Is the bubble in any danger of bursting? "Not completely," Boyle responds.
"Our appetite for celebrity ebbs and flows with broader trends. This year, concerns over security and economic uncertainty probably mean that the celebrity star will burn bright and remain high. A world without celebrity would be a dull one indeed."
The social commentator and consultant Peter York tends to agree. He believes the notion of celebrity is now woven into the fundamental fabric of society.

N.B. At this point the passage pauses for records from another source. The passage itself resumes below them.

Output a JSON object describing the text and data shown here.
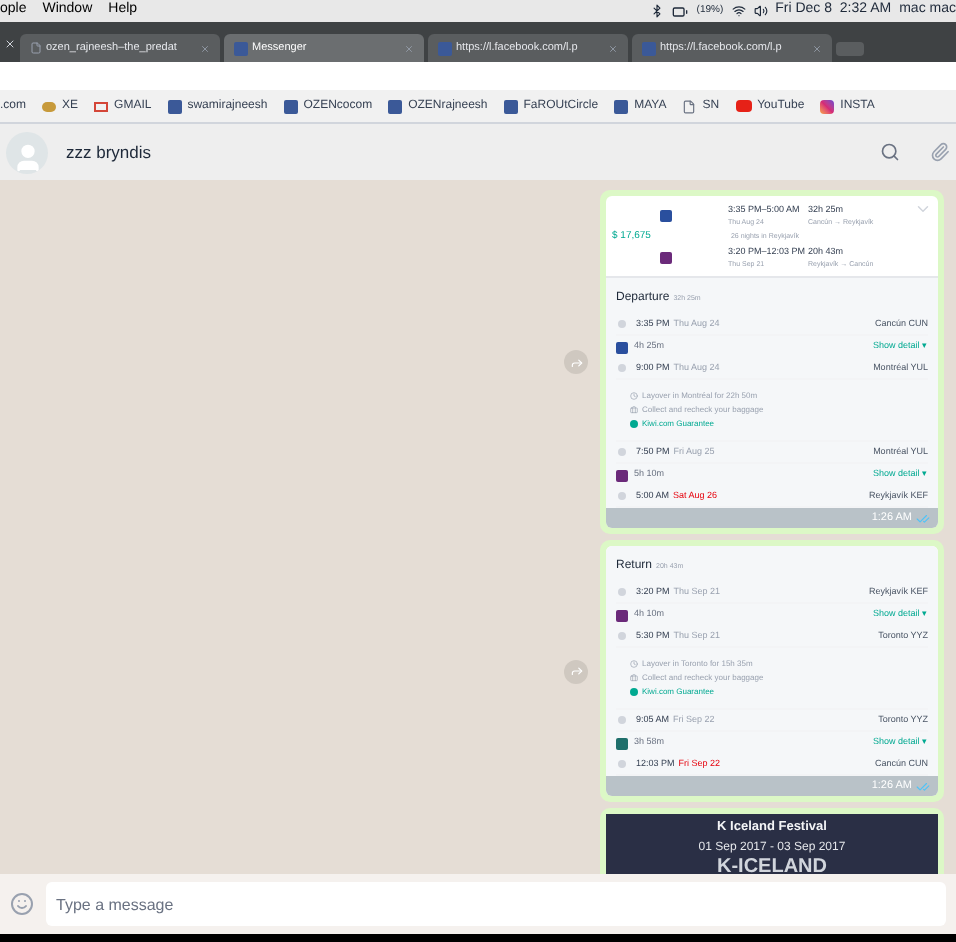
{
  "menu_bar": {
    "items": [
      "ople",
      "Window",
      "Help"
    ],
    "battery": "(19%)",
    "clock": "Fri Dec 8  2:32 AM",
    "user": "mac mac"
  },
  "tabs": [
    {
      "title": "ozen_rajneesh–the_predat",
      "kind": "page",
      "selected": false
    },
    {
      "title": "Messenger",
      "kind": "facebook",
      "selected": true
    },
    {
      "title": "https://l.facebook.com/l.p",
      "kind": "facebook",
      "selected": false
    },
    {
      "title": "https://l.facebook.com/l.p",
      "kind": "facebook",
      "selected": false
    }
  ],
  "bookmarks": [
    {
      "label": ".com",
      "kind": "plain"
    },
    {
      "label": "XE",
      "kind": "xe"
    },
    {
      "label": "GMAIL",
      "kind": "gmail"
    },
    {
      "label": "swamirajneesh",
      "kind": "facebook"
    },
    {
      "label": "OZENcocom",
      "kind": "facebook"
    },
    {
      "label": "OZENrajneesh",
      "kind": "facebook"
    },
    {
      "label": "FaROUtCircle",
      "kind": "facebook"
    },
    {
      "label": "MAYA",
      "kind": "facebook"
    },
    {
      "label": "SN",
      "kind": "page"
    },
    {
      "label": "YouTube",
      "kind": "youtube"
    },
    {
      "label": "INSTA",
      "kind": "instagram"
    }
  ],
  "chat": {
    "name": "zzz bryndis"
  },
  "messages": [
    {
      "kind": "itinerary",
      "time": "1:26 AM",
      "summary": {
        "price": "$ 17,675",
        "stay": "26 nights in Reykjavík",
        "flights": [
          {
            "times": "3:35 PM–5:00 AM",
            "date": "Thu Aug 24",
            "duration": "32h 25m",
            "route": "Cancún → Reykjavík"
          },
          {
            "times": "3:20 PM–12:03 PM",
            "date": "Thu Sep 21",
            "duration": "20h 43m",
            "route": "Reykjavík → Cancún"
          }
        ]
      },
      "section": {
        "title": "Departure",
        "duration": "32h 25m",
        "steps": [
          {
            "kind": "stop",
            "time": "3:35 PM",
            "date": "Thu Aug 24",
            "place": "Cancún CUN",
            "late": false
          },
          {
            "kind": "leg",
            "duration": "4h 25m",
            "link": "Show detail ▾",
            "color": "#2a4f9e"
          },
          {
            "kind": "stop",
            "time": "9:00 PM",
            "date": "Thu Aug 24",
            "place": "Montréal YUL",
            "late": false
          },
          {
            "kind": "layover",
            "lines": [
              "Layover in Montréal for 22h 50m",
              "Collect and recheck your baggage",
              "Kiwi.com Guarantee"
            ]
          },
          {
            "kind": "stop",
            "time": "7:50 PM",
            "date": "Fri Aug 25",
            "place": "Montréal YUL",
            "late": false
          },
          {
            "kind": "leg",
            "duration": "5h 10m",
            "link": "Show detail ▾",
            "color": "#6b2a7a"
          },
          {
            "kind": "stop",
            "time": "5:00 AM",
            "date": "Sat Aug 26",
            "place": "Reykjavík KEF",
            "late": true
          }
        ]
      }
    },
    {
      "kind": "itinerary",
      "time": "1:26 AM",
      "section": {
        "title": "Return",
        "duration": "20h 43m",
        "steps": [
          {
            "kind": "stop",
            "time": "3:20 PM",
            "date": "Thu Sep 21",
            "place": "Reykjavík KEF",
            "late": false
          },
          {
            "kind": "leg",
            "duration": "4h 10m",
            "link": "Show detail ▾",
            "color": "#6b2a7a"
          },
          {
            "kind": "stop",
            "time": "5:30 PM",
            "date": "Thu Sep 21",
            "place": "Toronto YYZ",
            "late": false
          },
          {
            "kind": "layover",
            "lines": [
              "Layover in Toronto for 15h 35m",
              "Collect and recheck your baggage",
              "Kiwi.com Guarantee"
            ]
          },
          {
            "kind": "stop",
            "time": "9:05 AM",
            "date": "Fri Sep 22",
            "place": "Toronto YYZ",
            "late": false
          },
          {
            "kind": "leg",
            "duration": "3h 58m",
            "link": "Show detail ▾",
            "color": "#1f6f6b"
          },
          {
            "kind": "stop",
            "time": "12:03 PM",
            "date": "Fri Sep 22",
            "place": "Cancún CUN",
            "late": true
          }
        ]
      }
    },
    {
      "kind": "image",
      "title": "K Iceland Festival",
      "dates": "01 Sep 2017 -  03 Sep 2017",
      "logo": "K-ICELAND"
    }
  ],
  "composer": {
    "placeholder": "Type a message"
  }
}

But it's not a 30s deferential conception of celebrity where stars are worshipped as superior beings. He states: "It's all about instant gossip, in the literal sense of having something to talk about, and schadenfreude. In that sense, it is about instruction and learning how to live your life because often what's in these magazines is about people's lives going wrong and they are, by and large, undeferential magazines. That instruction thing is a fundamental need, so there will always be an appetite for it. People treat the celebrities themselves almost as canapes. They'll try one here and one there and go: 'Yes, I like that,' or: 'Oh no, don't like that,' and spit it out.
"You might wonder whether there's enough news to go around. But it has gone Warholian (as in that everybody would be famous for 15 minutes) and it's getting bigger and bigger. There used to be a much smaller pantheon of stars - and they seemed to last longer. Now they have to be changed very fast.
And, ultimately, it's linked to the fact that everything is about public relations these days - every organisation employing more than two people now has a PR. So, yes, I think there probably is room for more."
In the meantime, though, this is surely a hot area for advertisers. Actually, perhaps not. Some advertisers aren't exactly turned on, Simon Jenkins, a senior planner/buyer at Media Planning Group, reveals. And he can certainly see the market heading towards saturation. He states: "Look at the Daily Star on Sunday, for instance. It is using celebrity to try to pull in the female readership. Meanwhile, in the magazine market, there is increasingly less differentiation. They're all getting more and more like each other so you can basically get everything from one product. And it's true that it's a perfect environment for some advertisers but others regard the celebrity weeklies with caution. It's not necessarily a quality environment.
They might see it as a bit tacky, a bit grubby. Do they necessarily want to be seen alongside celebrity cellulite, drunk celebrities stumbling out of parties or messy divorces?"
So what's the answer? Will celebrity inevitably eat itself? Ennis says it's possible. "There's too much around, some of which is badly done.
Sometimes bubbles do burst and then you've got to find another way of dong things, another way of reaching people. You've got to move on," she concludes.